In the hopes of easing the stress that comes with dropping a class, I’ve written up what I learned from my experience dropping a class with less than a month left in the semester.
First things first: Check the Sessional Dates
When dropping a course, your options vary widely depending on the date. If you’re hoping to replace your dropped course with a different course, you’ll have to do so roughly before the end of the first month of the semester. If you want to drop a class without it being recorded on your academic record, you’ll have to do so (once again roughly) by the middle of the second month of the semester. After these dates, you’ll no longer be able to drop the course from ROSI or ACORN, and will have to take a trip to your registrar to do so.
Important 2016 Sessional Dates:
January 24th, 2016: Last day to add or change meeting sections in S courses.
February 15th, 2016: Last day to drop Y section code courses from academic record and GPA.
March 13th, 2016: Last day to drop S section code courses from academic record and GPA.

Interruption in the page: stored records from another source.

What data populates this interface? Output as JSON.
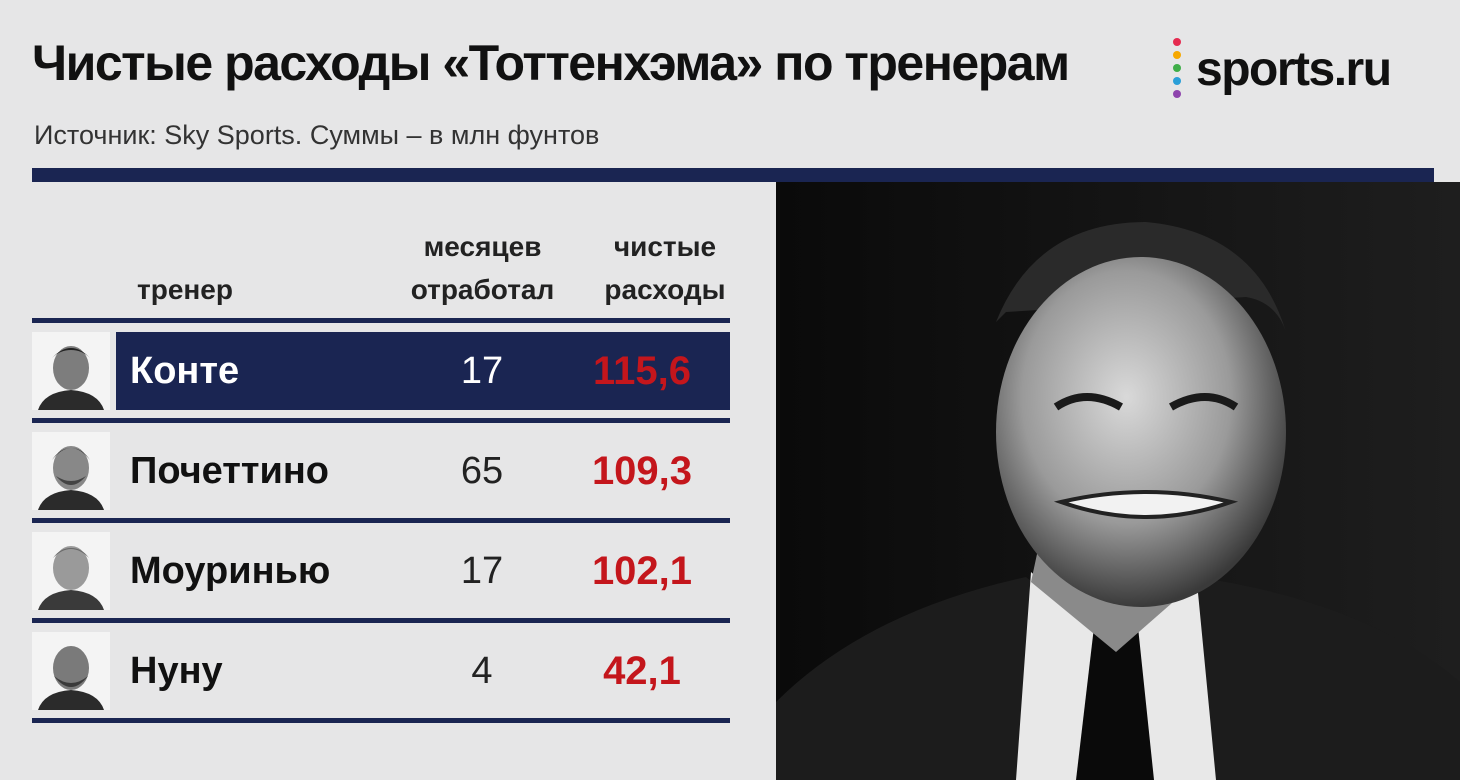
{
  "header": {
    "title": "Чистые расходы «Тоттенхэма» по тренерам",
    "subtitle": "Источник: Sky Sports. Суммы – в млн фунтов"
  },
  "logo": {
    "text": "sports.ru",
    "dot_colors": [
      "#e52b50",
      "#f6a800",
      "#3fae49",
      "#2a9fd8",
      "#8e44ad"
    ]
  },
  "colors": {
    "navy": "#1a2552",
    "accent_red": "#c4161c",
    "background": "#e6e6e7"
  },
  "table": {
    "headers": {
      "coach": "тренер",
      "months_line1": "месяцев",
      "months_line2": "отработал",
      "spend_line1": "чистые",
      "spend_line2": "расходы"
    },
    "rows": [
      {
        "name": "Конте",
        "months": "17",
        "spend": "115,6",
        "highlight": true
      },
      {
        "name": "Почеттино",
        "months": "65",
        "spend": "109,3",
        "highlight": false
      },
      {
        "name": "Моуринью",
        "months": "17",
        "spend": "102,1",
        "highlight": false
      },
      {
        "name": "Нуну",
        "months": "4",
        "spend": "42,1",
        "highlight": false
      }
    ]
  }
}
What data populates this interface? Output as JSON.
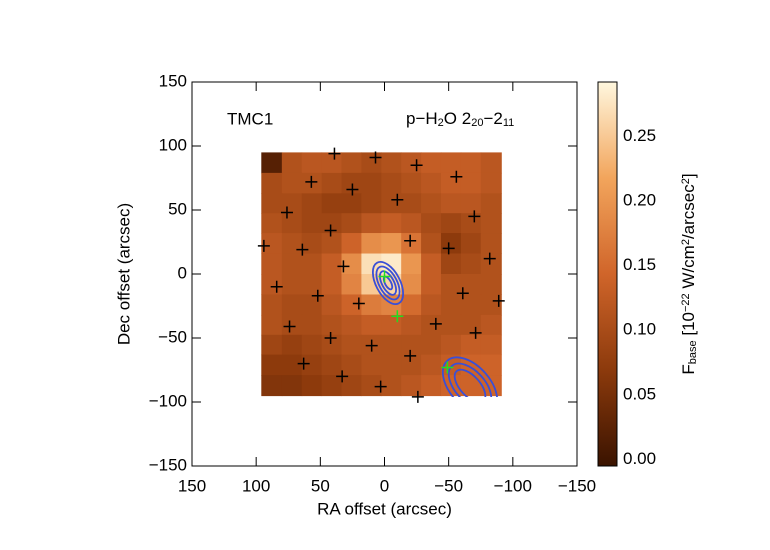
{
  "chart_data": {
    "type": "heatmap",
    "label_left": "TMC1",
    "label_right": [
      {
        "t": "p−H"
      },
      {
        "t": "2",
        "sub": true
      },
      {
        "t": "O 2"
      },
      {
        "t": "20",
        "sub": true
      },
      {
        "t": "−2"
      },
      {
        "t": "11",
        "sub": true
      }
    ],
    "xlabel": "RA offset (arcsec)",
    "ylabel": "Dec offset (arcsec)",
    "colorbar_label": [
      {
        "t": "F"
      },
      {
        "t": "base",
        "sub": true
      },
      {
        "t": " [10"
      },
      {
        "t": "−22",
        "sup": true
      },
      {
        "t": " W/cm"
      },
      {
        "t": "2",
        "sup": true
      },
      {
        "t": "/arcsec"
      },
      {
        "t": "2",
        "sup": true
      },
      {
        "t": "]"
      }
    ],
    "xlim": [
      150,
      -150
    ],
    "ylim": [
      -150,
      150
    ],
    "xticks": [
      150,
      100,
      50,
      0,
      {
        "value": -50,
        "label": "−50"
      },
      {
        "value": -100,
        "label": "−100"
      },
      {
        "value": -150,
        "label": "−150"
      }
    ],
    "yticks": [
      {
        "value": -150,
        "label": "−150"
      },
      {
        "value": -100,
        "label": "−100"
      },
      {
        "value": -50,
        "label": "−50"
      },
      0,
      50,
      100,
      150
    ],
    "clim": [
      -0.005,
      0.292
    ],
    "cticks": [
      {
        "value": 0,
        "label": "0.00"
      },
      0.05,
      {
        "value": 0.1,
        "label": "0.10"
      },
      0.15,
      {
        "value": 0.2,
        "label": "0.20"
      },
      0.25
    ],
    "colormap": [
      "#3a1300",
      "#8c3a0c",
      "#d0652a",
      "#f2a55c",
      "#fff7de"
    ],
    "x": [
      88,
      72,
      57,
      41,
      26,
      10,
      -5,
      -21,
      -36,
      -52,
      -67,
      -83
    ],
    "y": [
      87,
      71,
      55,
      40,
      24,
      8,
      -8,
      -24,
      -40,
      -55,
      -71,
      -87
    ],
    "z": [
      [
        0.02,
        0.11,
        0.12,
        0.12,
        0.11,
        0.1,
        0.11,
        0.12,
        0.13,
        0.13,
        0.13,
        0.12
      ],
      [
        0.1,
        0.11,
        0.11,
        0.1,
        0.09,
        0.09,
        0.1,
        0.11,
        0.12,
        0.13,
        0.13,
        0.12
      ],
      [
        0.1,
        0.1,
        0.09,
        0.08,
        0.08,
        0.09,
        0.1,
        0.1,
        0.11,
        0.12,
        0.12,
        0.11
      ],
      [
        0.11,
        0.1,
        0.09,
        0.09,
        0.1,
        0.12,
        0.13,
        0.12,
        0.1,
        0.09,
        0.1,
        0.11
      ],
      [
        0.12,
        0.11,
        0.1,
        0.11,
        0.14,
        0.19,
        0.2,
        0.16,
        0.11,
        0.07,
        0.09,
        0.11
      ],
      [
        0.12,
        0.11,
        0.11,
        0.13,
        0.19,
        0.27,
        0.28,
        0.2,
        0.13,
        0.09,
        0.1,
        0.11
      ],
      [
        0.12,
        0.11,
        0.11,
        0.13,
        0.18,
        0.25,
        0.26,
        0.19,
        0.13,
        0.11,
        0.11,
        0.11
      ],
      [
        0.11,
        0.1,
        0.1,
        0.12,
        0.14,
        0.17,
        0.18,
        0.15,
        0.12,
        0.11,
        0.11,
        0.11
      ],
      [
        0.11,
        0.1,
        0.1,
        0.11,
        0.12,
        0.13,
        0.13,
        0.12,
        0.11,
        0.11,
        0.11,
        0.12
      ],
      [
        0.09,
        0.08,
        0.09,
        0.1,
        0.11,
        0.11,
        0.11,
        0.11,
        0.11,
        0.12,
        0.13,
        0.13
      ],
      [
        0.07,
        0.07,
        0.08,
        0.09,
        0.1,
        0.11,
        0.11,
        0.11,
        0.12,
        0.13,
        0.14,
        0.14
      ],
      [
        0.06,
        0.06,
        0.07,
        0.08,
        0.09,
        0.1,
        0.11,
        0.12,
        0.13,
        0.14,
        0.14,
        0.14
      ]
    ],
    "crosses": {
      "color": "#000000",
      "x": [
        39,
        7,
        -25,
        57,
        25,
        -56,
        76,
        -10,
        -70,
        42,
        94,
        -20,
        -50,
        64,
        -82,
        32,
        84,
        52,
        -61,
        20,
        -89,
        74,
        -40,
        42,
        -71,
        10,
        -20,
        63,
        33,
        3,
        -26
      ],
      "y": [
        94,
        91,
        85,
        72,
        66,
        76,
        48,
        58,
        45,
        34,
        22,
        26,
        20,
        19,
        12,
        6,
        -10,
        -17,
        -15,
        -23,
        -21,
        -41,
        -39,
        -50,
        -46,
        -56,
        -64,
        -70,
        -80,
        -88,
        -96
      ]
    },
    "green_crosses": {
      "color": "#22dd22",
      "x": [
        0,
        -10,
        -49
      ],
      "y": [
        -2,
        -33,
        -73
      ]
    },
    "contour_color": "#3a4fd6"
  }
}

It doesn’t have to mess up your GPA
Though it might sound scary, Late Withdrawal (LW) is your friend. LW allows for you to drop a class late without it messing up your GPA. Instead of your mark being recorded on your transcript, LW is recorded instead, leaving no affect on your grades. Arts & Science students can request a LW for up to 3.0 FCE through their registrar, but it’s best to try not to use it more than once or twice. If you like the idea of hiding your marks from your transcript, but don’t want to forfeit the credit, check out Credit/No Credit.
Create a pros and cons list
It may be old school, but writing down a pros and cons list is a great way to visualize your options, and eliminate irrational arguments. Once you have a physical representation of both the positive and negatives of your decision, you’ll be able to think through the situation with more clarity and less anxiety.
“We’re not a good match”
There is no shame in dropping a class. Whether you feel like the class isn’t a good fit for you, there are extenuating circumstances that are affecting your performance, or you just regret your decision, dropping is okay. In order to earn a bachelor’s degree at U of T, you need to earn 20 FCEs. That means that during your time here, you’ll be taking between 20 and 40 classes! Odds are, not every class it going to be right for you, and not every class is going to be what you expected it to be.
When in doubt, talk to your registrar
Advice from friends and blog posts is great, but it will never be able to replace the level of expertise your registrar has when it comes to academic affairs (unless your friends with your registrar, in that case good job!). Your registrar is there to advise you and help you feel less confused, so don’t be afraid of asking for their opinion!
Your wellbeing is more important than a credit
If you’re feeling overwhelmed, whether because of your classes or otherwise, please keep in mind that your wellbeing is more important than anything else. If you feel like dropping a course would improve your wellbeing, do it. There’s always be time to catch up.
If you’re finding yourself in a similar situation, I wish you all the best! Don’t worry: you’re not alone, and it’s not too late.